Além da inconstitucionalidade formal – por usurpar a competência exclusiva da União para legislar sobre diretrizes da educação -, a ação também denuncia a inconstitucionalidade material da lei. “Fere o direito de ensinar e ser ensinado da criança e do adolescente ao proibir o acesso dos jovens à educação por preconceito de seus pais ou responsáveis. O poder familiar deve sempre zelar pelo melhor interesse da criança”, destacam.

A petição lembra ainda que o STF já declarou inconstitucionais outras normas estaduais com teor semelhante, como as leis “Escola Sem Partido” ou que proibiam o uso de linguagem neutra. “Leis que tentam censurar discursos nas escolas foram invalidadas justamente por violarem o princípio da dignidade humana, da liberdade de expressão e do pluralismo pedagógico”, pontuam as entidades.

Em outro trecho, afirmam que a norma capixaba “subverte a ideia de lei para torná-la palatável a uma sociedade amedrontada pelo pânico moral que os próprios grupos reacionários instigam”. Elas rejeitam a tese de que o ensino de gênero seria uma forma de “doutrinação”: “Ninguém se torna LGBTI+ por influência. Se essa lógica fosse verdadeira, não existiriam mais pessoas LGBTI+ no Brasil após a criminalização por morte na fogueira que vigorou até 1830”.

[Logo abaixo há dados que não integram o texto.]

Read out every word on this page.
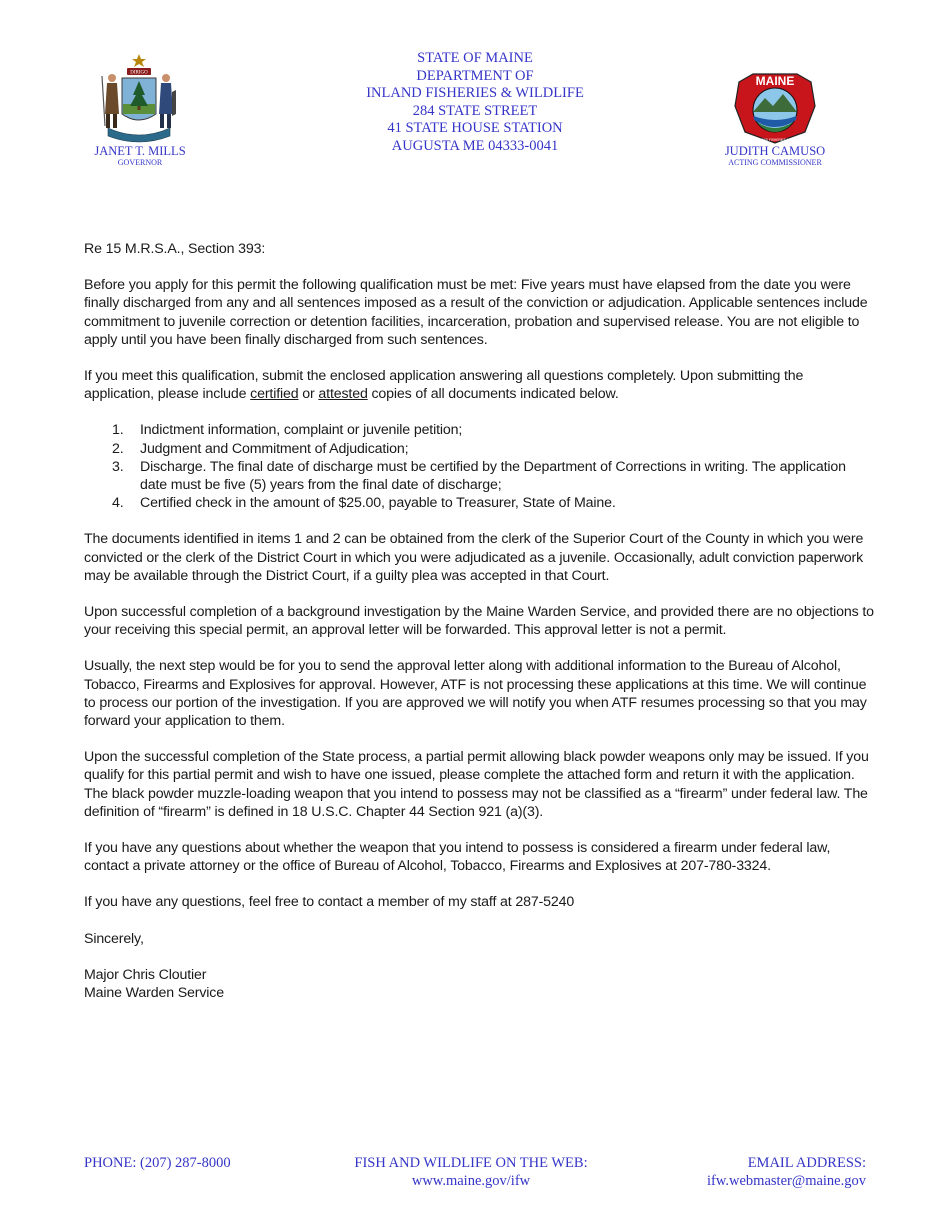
DIRIGO
JANET T. MILLS
GOVERNOR
STATE OF MAINE
DEPARTMENT OF
INLAND FISHERIES & WILDLIFE
284 STATE STREET
41 STATE HOUSE STATION
AUGUSTA ME 04333-0041
MAINE
DEPT. OF INLAND FISHERIES AND WILDLIFE
JUDITH CAMUSO
ACTING COMMISSIONER

Re 15 M.R.S.A., Section 393:

Before you apply for this permit the following qualification must be met: Five years must have elapsed from the date you were finally discharged from any and all sentences imposed as a result of the conviction or adjudication. Applicable sentences include commitment to juvenile correction or detention facilities, incarceration, probation and supervised release. You are not eligible to apply until you have been finally discharged from such sentences.

If you meet this qualification, submit the enclosed application answering all questions completely. Upon submitting the application, please include certified or attested copies of all documents indicated below.

1. Indictment information, complaint or juvenile petition;
2. Judgment and Commitment of Adjudication;
3. Discharge. The final date of discharge must be certified by the Department of Corrections in writing. The application date must be five (5) years from the final date of discharge;
4. Certified check in the amount of $25.00, payable to Treasurer, State of Maine.

The documents identified in items 1 and 2 can be obtained from the clerk of the Superior Court of the County in which you were convicted or the clerk of the District Court in which you were adjudicated as a juvenile. Occasionally, adult conviction paperwork may be available through the District Court, if a guilty plea was accepted in that Court.

Upon successful completion of a background investigation by the Maine Warden Service, and provided there are no objections to your receiving this special permit, an approval letter will be forwarded. This approval letter is not a permit.

Usually, the next step would be for you to send the approval letter along with additional information to the Bureau of Alcohol, Tobacco, Firearms and Explosives for approval. However, ATF is not processing these applications at this time. We will continue to process our portion of the investigation. If you are approved we will notify you when ATF resumes processing so that you may forward your application to them.

Upon the successful completion of the State process, a partial permit allowing black powder weapons only may be issued. If you qualify for this partial permit and wish to have one issued, please complete the attached form and return it with the application. The black powder muzzle-loading weapon that you intend to possess may not be classified as a “firearm” under federal law. The definition of “firearm” is defined in 18 U.S.C. Chapter 44 Section 921 (a)(3).

If you have any questions about whether the weapon that you intend to possess is considered a firearm under federal law, contact a private attorney or the office of Bureau of Alcohol, Tobacco, Firearms and Explosives at 207-780-3324.

If you have any questions, feel free to contact a member of my staff at 287-5240

Sincerely,

Major Chris Cloutier

Maine Warden Service

PHONE: (207) 287-8000	FISH AND WILDLIFE ON THE WEB:
www.maine.gov/ifw
EMAIL ADDRESS:
ifw.webmaster@maine.gov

A ação pede que o STF suspenda imediatamente os efeitos da lei por meio de medida cautelar e, no mérito, declare sua total inconstitucionalidade. “Não se pode tolerar que, por temores subjetivos e preconceitos, se impeça o acesso de crianças e adolescentes a uma educação inclusiva, plural e baseada em direitos humanos”, afirmam.

Para as organizações, trata-se de “uma lei fundada na ideologia cisheteronormativa e machista, que afirma a superioridade do homem sobre a mulher, da heterossexualidade sobre outras orientações, e da cisgeneridade sobre outras identidades de gênero”.

“Infelizmente, esses projetos flagrantemente inconstitucionais continuam nas câmaras municipais e assembleias legislativas, um gasto de dinheiro público de maneira irresponsável para fins eleitoreiros, mesmo sabendo que as leis serão declaradas inconstitucionais. Isso precisa acabar”, critica Toni Reis, presidente da Aliança Nacional LGBTI+ e da ABRAFH. A advogada e coordenadora jurídica das entidades, Amanda Souto Baliza, afirmou que a cada nova tentativa de retrocesso haverá reação: “Para cada lei inconstitucional, ingressaremos com uma nova ação”, reforçou.